Comfort! When you ask a designer, furniture buyer, magazine editor, advertising agency, customer what do we want when it comes to our homes the first answer is always comfort. I'm it's biggest ambassador, comfy sofa, comfy chair, comfy bed, comfy bath, comfy pillows, comfy shoes, comfy trousers. Some say to live in casual comfort is the Holy Grail. BUT is comfort - the thing we strive so hard to achieve - our downfall for a healthy life?
If you are plonked on a sofa, bed, or chair right now American scientists claim you probably have "sitting disease". Apparently we are not moving our bodies enough. Australia is ranked fifth among advanced nations in terms of obesity
after the United States, Mexico, New Zealand and Chile, according to the
OECD. The Wellness Index, compiled by polling firm Roy Morgan Research and an initiative of health company Alere, have found over the last five years 736,000 more adults are now obese in Australia.
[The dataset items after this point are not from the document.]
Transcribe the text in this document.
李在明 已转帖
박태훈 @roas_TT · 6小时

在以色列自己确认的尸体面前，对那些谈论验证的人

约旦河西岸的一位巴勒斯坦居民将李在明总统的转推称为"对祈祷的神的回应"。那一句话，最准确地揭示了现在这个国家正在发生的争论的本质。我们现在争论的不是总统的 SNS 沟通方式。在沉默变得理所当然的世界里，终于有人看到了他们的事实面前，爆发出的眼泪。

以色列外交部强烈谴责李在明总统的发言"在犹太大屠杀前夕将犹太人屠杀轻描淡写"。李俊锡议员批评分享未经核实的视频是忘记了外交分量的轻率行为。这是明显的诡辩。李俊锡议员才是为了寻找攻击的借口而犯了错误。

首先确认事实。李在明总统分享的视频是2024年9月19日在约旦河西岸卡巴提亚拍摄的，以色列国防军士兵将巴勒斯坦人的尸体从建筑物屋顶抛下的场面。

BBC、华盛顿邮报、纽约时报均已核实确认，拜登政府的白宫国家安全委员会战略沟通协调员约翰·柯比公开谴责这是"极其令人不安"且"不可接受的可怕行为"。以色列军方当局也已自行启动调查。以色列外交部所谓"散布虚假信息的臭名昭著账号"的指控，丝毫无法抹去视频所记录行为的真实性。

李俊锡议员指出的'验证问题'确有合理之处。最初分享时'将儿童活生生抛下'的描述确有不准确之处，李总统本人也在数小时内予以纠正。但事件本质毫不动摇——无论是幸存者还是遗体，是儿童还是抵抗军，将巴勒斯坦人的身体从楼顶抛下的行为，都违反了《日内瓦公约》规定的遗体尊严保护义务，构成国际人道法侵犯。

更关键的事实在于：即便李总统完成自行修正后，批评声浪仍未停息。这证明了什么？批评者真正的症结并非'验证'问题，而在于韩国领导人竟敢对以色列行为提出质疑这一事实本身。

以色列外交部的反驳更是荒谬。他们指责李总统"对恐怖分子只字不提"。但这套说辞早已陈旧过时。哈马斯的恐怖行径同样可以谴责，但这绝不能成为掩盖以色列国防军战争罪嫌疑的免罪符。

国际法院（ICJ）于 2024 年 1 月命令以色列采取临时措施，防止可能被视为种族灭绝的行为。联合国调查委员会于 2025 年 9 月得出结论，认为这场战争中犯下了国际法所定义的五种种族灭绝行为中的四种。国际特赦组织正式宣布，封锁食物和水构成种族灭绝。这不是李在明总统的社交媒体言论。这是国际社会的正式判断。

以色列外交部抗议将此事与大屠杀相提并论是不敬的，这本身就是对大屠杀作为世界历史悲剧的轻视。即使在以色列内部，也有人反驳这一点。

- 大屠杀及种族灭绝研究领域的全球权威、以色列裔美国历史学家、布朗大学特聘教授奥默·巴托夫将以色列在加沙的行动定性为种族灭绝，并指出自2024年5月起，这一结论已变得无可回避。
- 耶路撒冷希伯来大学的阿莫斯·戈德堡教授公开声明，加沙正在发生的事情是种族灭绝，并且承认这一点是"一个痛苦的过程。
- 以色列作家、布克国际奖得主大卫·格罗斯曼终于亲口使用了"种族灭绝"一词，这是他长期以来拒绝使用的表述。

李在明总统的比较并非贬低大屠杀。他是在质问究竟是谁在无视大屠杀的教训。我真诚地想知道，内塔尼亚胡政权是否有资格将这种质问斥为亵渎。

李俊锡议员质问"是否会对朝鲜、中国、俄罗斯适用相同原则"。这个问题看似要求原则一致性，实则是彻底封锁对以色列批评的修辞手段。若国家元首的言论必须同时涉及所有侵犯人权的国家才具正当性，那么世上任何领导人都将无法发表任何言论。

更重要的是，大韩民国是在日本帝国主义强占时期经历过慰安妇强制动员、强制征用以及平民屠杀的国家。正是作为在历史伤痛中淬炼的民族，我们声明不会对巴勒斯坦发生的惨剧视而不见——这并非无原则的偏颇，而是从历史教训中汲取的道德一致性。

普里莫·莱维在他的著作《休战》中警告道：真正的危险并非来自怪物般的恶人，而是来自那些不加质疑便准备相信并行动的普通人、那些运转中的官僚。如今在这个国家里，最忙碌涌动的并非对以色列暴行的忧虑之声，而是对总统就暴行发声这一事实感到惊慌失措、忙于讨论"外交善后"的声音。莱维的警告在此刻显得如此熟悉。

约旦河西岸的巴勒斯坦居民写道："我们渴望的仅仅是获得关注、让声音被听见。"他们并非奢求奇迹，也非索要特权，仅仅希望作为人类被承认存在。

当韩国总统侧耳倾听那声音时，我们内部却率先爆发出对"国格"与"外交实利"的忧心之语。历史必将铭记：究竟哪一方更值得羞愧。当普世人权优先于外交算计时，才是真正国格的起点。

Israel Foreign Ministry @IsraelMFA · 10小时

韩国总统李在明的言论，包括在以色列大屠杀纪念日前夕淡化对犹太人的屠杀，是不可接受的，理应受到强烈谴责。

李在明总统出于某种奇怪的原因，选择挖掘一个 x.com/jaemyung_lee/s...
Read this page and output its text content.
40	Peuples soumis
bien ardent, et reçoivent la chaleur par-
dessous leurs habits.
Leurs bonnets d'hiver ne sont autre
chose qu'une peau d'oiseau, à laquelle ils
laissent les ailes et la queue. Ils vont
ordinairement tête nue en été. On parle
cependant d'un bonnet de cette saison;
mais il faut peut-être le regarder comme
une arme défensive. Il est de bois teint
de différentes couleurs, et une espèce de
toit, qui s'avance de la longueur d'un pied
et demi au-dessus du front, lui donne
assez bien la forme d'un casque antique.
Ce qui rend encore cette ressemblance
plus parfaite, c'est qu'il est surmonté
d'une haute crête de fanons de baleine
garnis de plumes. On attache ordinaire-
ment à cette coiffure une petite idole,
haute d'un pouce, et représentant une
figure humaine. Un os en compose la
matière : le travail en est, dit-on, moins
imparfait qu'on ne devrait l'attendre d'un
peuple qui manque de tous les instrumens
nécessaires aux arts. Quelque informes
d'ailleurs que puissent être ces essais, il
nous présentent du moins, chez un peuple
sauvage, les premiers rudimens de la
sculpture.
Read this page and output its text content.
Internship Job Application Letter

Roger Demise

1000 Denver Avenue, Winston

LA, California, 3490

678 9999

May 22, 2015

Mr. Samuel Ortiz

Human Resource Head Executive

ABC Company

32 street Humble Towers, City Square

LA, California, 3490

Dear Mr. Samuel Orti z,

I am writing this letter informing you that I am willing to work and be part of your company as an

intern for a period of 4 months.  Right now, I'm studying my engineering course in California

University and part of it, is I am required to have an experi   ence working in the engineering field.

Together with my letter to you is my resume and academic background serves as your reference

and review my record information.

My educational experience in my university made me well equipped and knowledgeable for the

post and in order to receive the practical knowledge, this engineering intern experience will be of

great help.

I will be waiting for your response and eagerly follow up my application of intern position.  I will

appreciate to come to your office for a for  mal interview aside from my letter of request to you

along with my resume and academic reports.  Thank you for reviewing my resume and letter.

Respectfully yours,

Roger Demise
Is having a super comfy sofa with slubby cushions and chunky throws causing us to prolong, morning-to-bedtime sitting? Doctors call it sedentary
living and research claims it to play a significant role in many
of the most troublesome health issues of our time, from obesity and heart disease to diabetes to depression. I shudder the amount of hours I have wasted lying on my sofa watching crappy TV.
Until recently, experts considered the antidote to sitting disease to be
formal exercise sessions. But new research is turning that thinking on
its head. As it turns out, just being up and about throughout the day
can be healthier for you than doing a rigorous workout, then sitting the
rest of the time. This then raises the serious question would we be more likely to get up and move around our home if we didn't strive for our cosseted home to be so damn comfortable?
Last year I met a young successful Sydney architect
Kelvin Ho, for
Sunday Life Magazine, who refused to have a sofa in his home. When he watched the tellie he sat on an uncomfortable wooden stool. He believed by not owning a sofa he would watch what he wanted and wasn't enticed to keep watching. Not having anywhere to really chill out except for the bed he was forced to go outside to surf, cycle, catch up with friends and entertain around his dining table. Kelvin did however give into a designer linen sofa eventually when a serious girlfriend (now his wife) came on the seen.
Perhaps there is something in the idea of minimalist design favoured by the Japanese and British architects
John Pawson and
David Adjaye. The fewer pieces of furniture we have in our home the more likely we will move around than plonking ourselves in one spot.
New York architects Shusaku Arakawa and Madeline Gins who founded
Reversible Destiny Foundation dedicated their life work in aiming to create homes that reduce the aging process and prevent death. "People, particularly old people, shouldn't relax and sit back to help
them decline," he insists. "They should be in an environment that
stimulates their senses and invigorates their lives." Arakawa died at age 73 in 2010 flawing his philosophy of transhumanism, or reversible destiny. The thing is I still think there is something in their radical ideas.
The Tokyo Reversible Destiny Loft In Memory of Helen Keller is the eccentric but thought provoking work by Arakawa + Gins. The space isn't designed for furniture. Using natural landscapes as inspiration seating areas are incorporated into the floor. Residents have included hammocks and swings into their homes.
Arakawa + Gins believe to achieve everlasting life our homes should be inconvenient, uncomfortable and stimulate the senses far beyond what we are used to in our daily lives, keeping us nimble. Their work has steeply sloped floors that threaten to send visitors hurtling into its kitchen; more than three dozen paint
colors; level changes meant to induce the sensation of being in two
places at once; windows that seem too high or too low; oddly angled
light switches and outlets; and an absence of doors that would
permit occupants even a modicum of privacy.
In Tokyo one of the tenants in their famous Reversible Destiny lofts says he feels a little younger living in the building. Nobutaka
Yamaoka, who moved in with his wife and two children about two years
ago, says he has lost more than 20 pounds and no longer suffers from hay
fever, though he isn't sure whether it was cured by the loft.
Lets face it though their work is ugly and I personally wouldn't like to live in a house like this. However just like a couture runway show we can learn from and introduce the ideas into our designs in a much more aesthetic and realistic way.
I know this all might seem a little crazy but the fact there is an alarming amount of people in the western world overweight we need to look at solutions in getting us to move around more. And you know what they say when you want to fix something up - always start at home first.